The Butts Band came about as a consequence of The Doors trying to find a replacement for Jim Morrison. The remaining Doors were in London in 1973 had auditioned several British singers including Howard Werth (the singer with Audience), Kevin Coyne (from Siren) and Jess Roden (who was the leader of Bronco UK). Howard Werth rehearsed with the band for a week with a view to stepping into Morrison's shoes. Elektra records founder Jac Holzman favoured Werth as he had at one stage foreseen Audience taking over The Doors' spot on Elektra - but Audience had fallen apart and he now saw Howard and The Doors merging as the new Doors. However, Ray Manzarek eventually called it off and went back to Los Angeles, leaving Densmore and Krieger in London. They began looking for a new project, linking up with Roden, Phil Chen and Roy Davies to form the Butts Band.
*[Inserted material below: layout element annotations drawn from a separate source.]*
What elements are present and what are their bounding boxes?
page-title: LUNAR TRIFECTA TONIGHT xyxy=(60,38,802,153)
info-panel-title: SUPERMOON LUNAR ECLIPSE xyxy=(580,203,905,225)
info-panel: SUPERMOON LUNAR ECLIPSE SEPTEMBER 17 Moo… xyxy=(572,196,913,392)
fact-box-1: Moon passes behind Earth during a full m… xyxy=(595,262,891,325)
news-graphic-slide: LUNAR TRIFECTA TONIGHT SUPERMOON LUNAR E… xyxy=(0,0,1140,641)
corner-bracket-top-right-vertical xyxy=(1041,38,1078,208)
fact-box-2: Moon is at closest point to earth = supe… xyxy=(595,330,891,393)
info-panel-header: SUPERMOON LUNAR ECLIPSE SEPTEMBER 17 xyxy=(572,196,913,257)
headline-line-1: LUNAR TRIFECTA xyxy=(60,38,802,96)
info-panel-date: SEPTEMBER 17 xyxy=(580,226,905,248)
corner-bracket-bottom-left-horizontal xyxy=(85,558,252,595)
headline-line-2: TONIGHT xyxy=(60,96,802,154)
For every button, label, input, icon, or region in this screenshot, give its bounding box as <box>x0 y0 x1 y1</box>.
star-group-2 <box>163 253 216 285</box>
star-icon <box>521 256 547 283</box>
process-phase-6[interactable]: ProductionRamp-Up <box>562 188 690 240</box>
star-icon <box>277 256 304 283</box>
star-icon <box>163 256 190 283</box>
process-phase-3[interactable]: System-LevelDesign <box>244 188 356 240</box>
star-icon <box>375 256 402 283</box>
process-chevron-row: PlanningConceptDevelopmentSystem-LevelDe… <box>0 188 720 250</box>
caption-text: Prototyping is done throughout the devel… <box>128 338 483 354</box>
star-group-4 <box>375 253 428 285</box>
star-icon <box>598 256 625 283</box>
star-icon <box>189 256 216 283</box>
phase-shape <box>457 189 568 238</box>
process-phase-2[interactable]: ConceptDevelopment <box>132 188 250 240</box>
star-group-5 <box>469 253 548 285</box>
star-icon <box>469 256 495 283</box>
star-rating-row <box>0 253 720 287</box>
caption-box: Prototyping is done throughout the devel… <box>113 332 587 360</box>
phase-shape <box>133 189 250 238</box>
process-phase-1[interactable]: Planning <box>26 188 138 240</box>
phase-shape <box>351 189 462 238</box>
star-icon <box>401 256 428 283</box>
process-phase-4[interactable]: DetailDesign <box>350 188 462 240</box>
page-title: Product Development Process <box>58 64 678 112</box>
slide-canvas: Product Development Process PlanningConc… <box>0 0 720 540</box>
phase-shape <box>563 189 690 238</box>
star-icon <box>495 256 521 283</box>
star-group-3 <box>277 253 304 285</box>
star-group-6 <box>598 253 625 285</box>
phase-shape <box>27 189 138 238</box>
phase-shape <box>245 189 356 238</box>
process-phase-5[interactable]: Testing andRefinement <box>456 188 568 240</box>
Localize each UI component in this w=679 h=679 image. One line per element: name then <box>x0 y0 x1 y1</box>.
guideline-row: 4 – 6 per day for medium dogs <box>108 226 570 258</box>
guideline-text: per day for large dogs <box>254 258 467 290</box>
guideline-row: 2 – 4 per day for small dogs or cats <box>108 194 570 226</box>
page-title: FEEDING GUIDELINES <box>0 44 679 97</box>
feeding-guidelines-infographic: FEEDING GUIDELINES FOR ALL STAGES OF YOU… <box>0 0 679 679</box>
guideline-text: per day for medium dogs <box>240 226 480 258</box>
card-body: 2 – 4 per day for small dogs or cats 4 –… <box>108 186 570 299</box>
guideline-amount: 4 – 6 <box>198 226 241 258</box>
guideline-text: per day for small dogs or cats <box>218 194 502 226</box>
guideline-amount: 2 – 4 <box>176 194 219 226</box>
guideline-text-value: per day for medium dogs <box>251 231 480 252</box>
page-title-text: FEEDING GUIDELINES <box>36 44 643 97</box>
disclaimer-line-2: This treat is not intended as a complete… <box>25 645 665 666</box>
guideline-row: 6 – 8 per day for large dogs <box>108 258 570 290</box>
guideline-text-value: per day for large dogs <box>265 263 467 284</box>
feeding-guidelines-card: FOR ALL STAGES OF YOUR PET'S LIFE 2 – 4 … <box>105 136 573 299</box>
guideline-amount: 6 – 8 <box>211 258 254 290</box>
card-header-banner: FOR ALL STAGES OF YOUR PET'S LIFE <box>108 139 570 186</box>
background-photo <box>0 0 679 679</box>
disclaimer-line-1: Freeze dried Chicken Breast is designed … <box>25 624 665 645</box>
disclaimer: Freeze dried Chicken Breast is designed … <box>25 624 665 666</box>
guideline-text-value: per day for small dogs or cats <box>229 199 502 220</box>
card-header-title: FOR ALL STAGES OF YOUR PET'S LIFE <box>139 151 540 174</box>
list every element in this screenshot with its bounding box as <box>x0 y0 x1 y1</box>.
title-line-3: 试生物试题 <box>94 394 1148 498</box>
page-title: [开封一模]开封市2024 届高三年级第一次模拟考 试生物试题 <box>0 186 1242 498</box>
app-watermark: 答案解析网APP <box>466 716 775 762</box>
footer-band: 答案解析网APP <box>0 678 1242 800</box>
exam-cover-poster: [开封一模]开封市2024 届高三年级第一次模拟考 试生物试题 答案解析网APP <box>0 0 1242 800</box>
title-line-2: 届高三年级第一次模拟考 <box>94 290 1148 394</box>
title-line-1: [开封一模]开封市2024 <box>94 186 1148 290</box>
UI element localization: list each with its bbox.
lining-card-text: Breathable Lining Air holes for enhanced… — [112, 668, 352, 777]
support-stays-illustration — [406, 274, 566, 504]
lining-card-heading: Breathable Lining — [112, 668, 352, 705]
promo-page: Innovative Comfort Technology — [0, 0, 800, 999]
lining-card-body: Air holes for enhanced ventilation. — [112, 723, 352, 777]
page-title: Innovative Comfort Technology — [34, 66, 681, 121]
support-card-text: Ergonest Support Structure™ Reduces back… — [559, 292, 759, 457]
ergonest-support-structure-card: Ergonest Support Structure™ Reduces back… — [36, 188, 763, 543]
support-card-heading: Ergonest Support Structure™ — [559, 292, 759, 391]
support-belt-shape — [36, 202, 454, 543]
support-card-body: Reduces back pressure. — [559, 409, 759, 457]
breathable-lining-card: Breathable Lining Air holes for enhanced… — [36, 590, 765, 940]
In an early interview in Melody Maker or NME Krieger explained the origin of the name: "'Butts Band' equalled a bunch of losers desperate for a gig, hence the tattered speaker on the front cover."
Their debut, the self titled album The Butts Band was released in 1974. After the pressure of two members living in California and 3 in London lead the band to split (following a low key tour and the odd TV appearance), Kreiger and Densmore recruited a second cast of musicians to produce a second album, titled Hear and Now in 1975.